Any-step Dynamics Model Improves Future Predictions for Online and Offline Reinforcement Learning
Haoxin Lin, Yu-Yan Xu, Yihao Sun, Zhilong Zhang, Yi-Chen Li, Chengxing Jia, Junyin Ye, Jiaji Zhang, Yang Yu
TL;DR
This paper tackles the bootstrapping-induced compounding error in model-based RL by introducing Any-step Dynamics Model (ADM), which supports direct prediction from variable-length backtracked plans. Two ADM-based algorithms are proposed: ADMPO-ON for online settings and ADMPO-OFF for offline settings, both leveraging ADM to improve future state predictions and to quantify model uncertainty without ensembles. Empirical results show that ADM reduces compounding error and yields superior sample efficiency online (MuJoCo) and stronger offline performance on D4RL and NeoRL, with credible uncertainty quantification that tracks actual model error closely.
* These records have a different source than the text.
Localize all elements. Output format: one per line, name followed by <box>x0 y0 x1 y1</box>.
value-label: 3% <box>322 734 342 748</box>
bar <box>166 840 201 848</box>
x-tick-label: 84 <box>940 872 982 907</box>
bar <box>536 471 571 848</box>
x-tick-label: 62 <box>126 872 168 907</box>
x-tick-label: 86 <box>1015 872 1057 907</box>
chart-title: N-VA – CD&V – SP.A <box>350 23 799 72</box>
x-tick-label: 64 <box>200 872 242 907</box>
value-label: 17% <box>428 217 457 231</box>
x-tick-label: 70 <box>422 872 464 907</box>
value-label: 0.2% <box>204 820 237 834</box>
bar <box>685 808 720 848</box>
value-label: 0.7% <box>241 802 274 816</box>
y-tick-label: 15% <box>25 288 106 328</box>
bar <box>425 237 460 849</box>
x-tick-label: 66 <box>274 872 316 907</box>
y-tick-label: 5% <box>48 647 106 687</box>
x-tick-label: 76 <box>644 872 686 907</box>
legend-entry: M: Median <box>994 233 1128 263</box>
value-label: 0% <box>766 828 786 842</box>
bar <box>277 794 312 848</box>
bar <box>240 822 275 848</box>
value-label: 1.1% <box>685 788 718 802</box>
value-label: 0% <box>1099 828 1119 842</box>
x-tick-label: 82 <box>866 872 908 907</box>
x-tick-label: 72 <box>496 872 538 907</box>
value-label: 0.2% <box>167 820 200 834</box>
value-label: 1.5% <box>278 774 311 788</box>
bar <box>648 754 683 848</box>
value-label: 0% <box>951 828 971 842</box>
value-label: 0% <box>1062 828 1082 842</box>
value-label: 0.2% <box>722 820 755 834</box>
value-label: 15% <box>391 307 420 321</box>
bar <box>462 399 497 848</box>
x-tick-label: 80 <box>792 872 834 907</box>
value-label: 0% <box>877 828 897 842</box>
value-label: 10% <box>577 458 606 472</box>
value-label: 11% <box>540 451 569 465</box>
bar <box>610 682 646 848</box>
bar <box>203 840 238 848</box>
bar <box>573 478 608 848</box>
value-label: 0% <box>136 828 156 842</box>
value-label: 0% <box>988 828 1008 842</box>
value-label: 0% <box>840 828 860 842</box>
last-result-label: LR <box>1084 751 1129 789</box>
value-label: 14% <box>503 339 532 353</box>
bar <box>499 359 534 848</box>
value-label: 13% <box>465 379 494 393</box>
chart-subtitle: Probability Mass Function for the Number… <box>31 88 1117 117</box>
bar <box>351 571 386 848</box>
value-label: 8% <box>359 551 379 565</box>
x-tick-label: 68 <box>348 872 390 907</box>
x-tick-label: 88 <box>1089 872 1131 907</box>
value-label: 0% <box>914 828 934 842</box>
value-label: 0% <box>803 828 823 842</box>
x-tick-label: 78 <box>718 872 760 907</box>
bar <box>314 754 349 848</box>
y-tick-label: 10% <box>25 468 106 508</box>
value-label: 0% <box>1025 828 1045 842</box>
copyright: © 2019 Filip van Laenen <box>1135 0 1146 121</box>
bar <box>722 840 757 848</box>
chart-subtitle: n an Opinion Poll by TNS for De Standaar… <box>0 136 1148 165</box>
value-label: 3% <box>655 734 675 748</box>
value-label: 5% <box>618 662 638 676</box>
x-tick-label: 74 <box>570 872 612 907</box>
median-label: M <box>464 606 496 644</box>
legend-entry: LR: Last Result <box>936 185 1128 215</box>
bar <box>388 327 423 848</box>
The work demonstrates ADM’s potential to enhance data efficiency and reliability in both online and offline reinforcement learning, with practical implications for safer and more robust deployment.
Abstract
Model-based methods in reinforcement learning offer a promising approach to enhance data efficiency by facilitating policy exploration within a dynamics model. However, accurately predicting sequential steps in the dynamics model remains a challenge due to the bootstrapping prediction, which attributes the next state to the prediction of the current state. This leads to accumulated errors during model roll-out. In this paper, we propose the Any-step Dynamics Model (ADM) to mitigate the compounding error by reducing bootstrapping prediction to direct prediction. ADM allows for the use of variable-length plans as inputs for predicting future states without frequent bootstrapping. We design two algorithms, ADMPO-ON and ADMPO-OFF, which apply ADM in online and offline model-based frameworks, respectively. In the online setting, ADMPO-ON demonstrates improved sample efficiency compared to previous state-of-the-art methods. In the offline setting, ADMPO-OFF not only demonstrates superior performance compared to recent state-of-the-art offline approaches but also offers better quantification of model uncertainty using only a single ADM.